We went to the city last week for a couple of Dr. appointments and some grocery shopping. The day was strenuous, and I longed for the days when going to the city was something I looked forward to.
Those were the days when I walked out of my front door with nothing but my wallet and a date and didn't end up saying things like "we don't eat the gum under the tables."
After a long day of allergy testing for my husband and shot getting for our baby, we were tired. My make-up had melted off in the Arizona sun. My husband and I had spent the week prior in complete emotion disconnect that had mounted into a mountain of yuckiness. I wasn't looking forward to our day in the city one bit.
He felt rejected.
I felt hopeless.
The kids felt depraved of generosity because we wouldn't buy them everything they wanted.
We stopped on the way home at the Wal-Mart nearest to our home to grab a few things, and as I stood in the check out line and managed three kids on my own (a pox on whoever thought it would be a gas to put toys and candy right at the eye level of the childrens)... I was totally focused on the task at hand.
"No."
"Don't touch."
"Don't run."
"If you put your fingers on that, they will get smashed."
"That's not ours."
"Can you put this up there for Mommy?... watch out for the eggs!"
"Scoot over, please."
And things were going pretty well. My voice never raised. The Childrens minded for the most part.
And then.
The baby DROPPED her favorite toy: a soft book that makes crinkle noises when you hug it. She immediately began fussing, and I started to reach around the cart (I was on the end side of the cart, the baby faced away from me)...

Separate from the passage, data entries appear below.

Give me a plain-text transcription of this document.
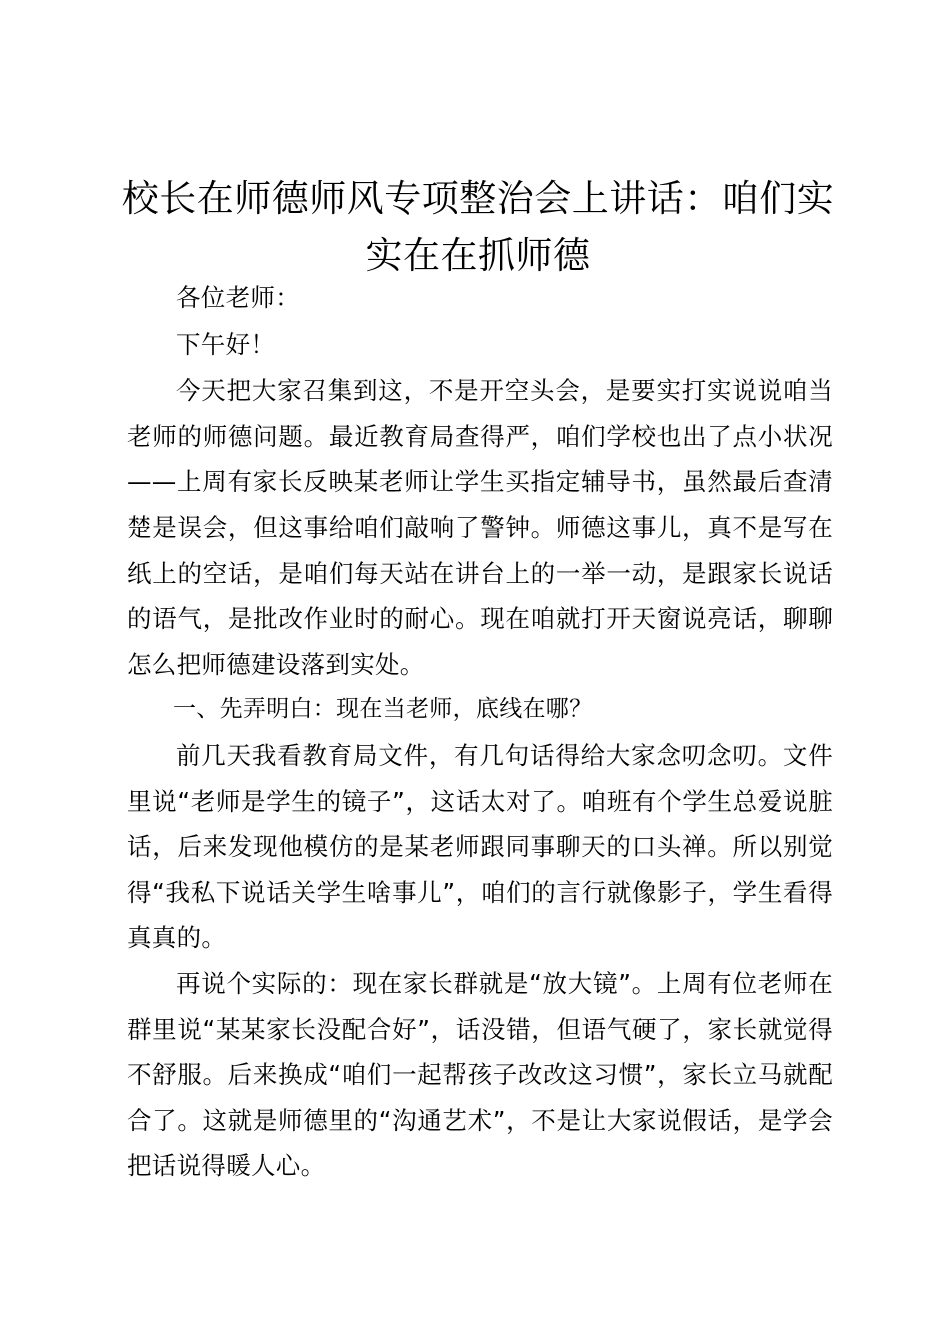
校长在师德师风专项整治会上讲话：咱们实实在在抓师德

各位老师：

下午好！

今天把大家召集到这，不是开空头会，是要实打实说说咱当老师的师德问题。最近教育局查得严，咱们学校也出了点小状况——上周有家长反映某老师让学生买指定辅导书，虽然最后查清楚是误会，但这事给咱们敲响了警钟。师德这事儿，真不是写在纸上的空话，是咱们每天站在讲台上的一举一动，是跟家长说话的语气，是批改作业时的耐心。现在咱就打开天窗说亮话，聊聊怎么把师德建设落到实处。

一、先弄明白：现在当老师，底线在哪？

前几天我看教育局文件，有几句话得给大家念叨念叨。文件里说“老师是学生的镜子”，这话太对了。咱班有个学生总爱说脏话，后来发现他模仿的是某老师跟同事聊天的口头禅。所以别觉得“我私下说话关学生啥事儿”，咱们的言行就像影子，学生看得真真的。

再说个实际的：现在家长群就是“放大镜”。上周有位老师在群里说“某某家长没配合好”，话没错，但语气硬了，家长就觉得不舒服。后来换成“咱们一起帮孩子改改这习惯”，家长立马就配合了。这就是师德里的“沟通艺术”，不是让大家说假话，是学会把话说得暖人心。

and the person in line behind me picked it up before I could even make any headway.
I met their eyes to thank them and was surprised to realize it was one of my friends! She'd been standing there all along! I quickly thanked her and apologized for not SEEING her there sooner.
"It's okay," she laughed, "I could see you were in The Grocery Zone and I didn't want to mess that up. It's not easy going shopping on your own, and you were doing so awesome I didn't want to throw a wrench in it."
What a sweet, forgiving friend.
And I wonder: will they all be so forgiving when I snap out of The Recovery Zone? I plan to always work recovery for the rest of my life, but right now it's a life line. I'm honed in. I'm focused. So much of my time and energy goes into THIS. Watching educational videos, reading, praying, learning, texting, meetings...
I'm discovering and learning so much!!! I'm learning about me and life and love and Heavenly Father. I'm learning and changing and growing!I'm adopting a new mantra, "If you've got it all together, you're doing it wrong."
Through it all, I pray that my friends and family, who I value so very dearly, will still be behind me AND still be willing to pick up my baby's dropped toys. or my dropped toys.
I hope they know my heart.
ah! I feel like this! Sometimes I wonder if my friends notice my absence. I think our REAL friends will not only be forgiving but will love us all the more for it.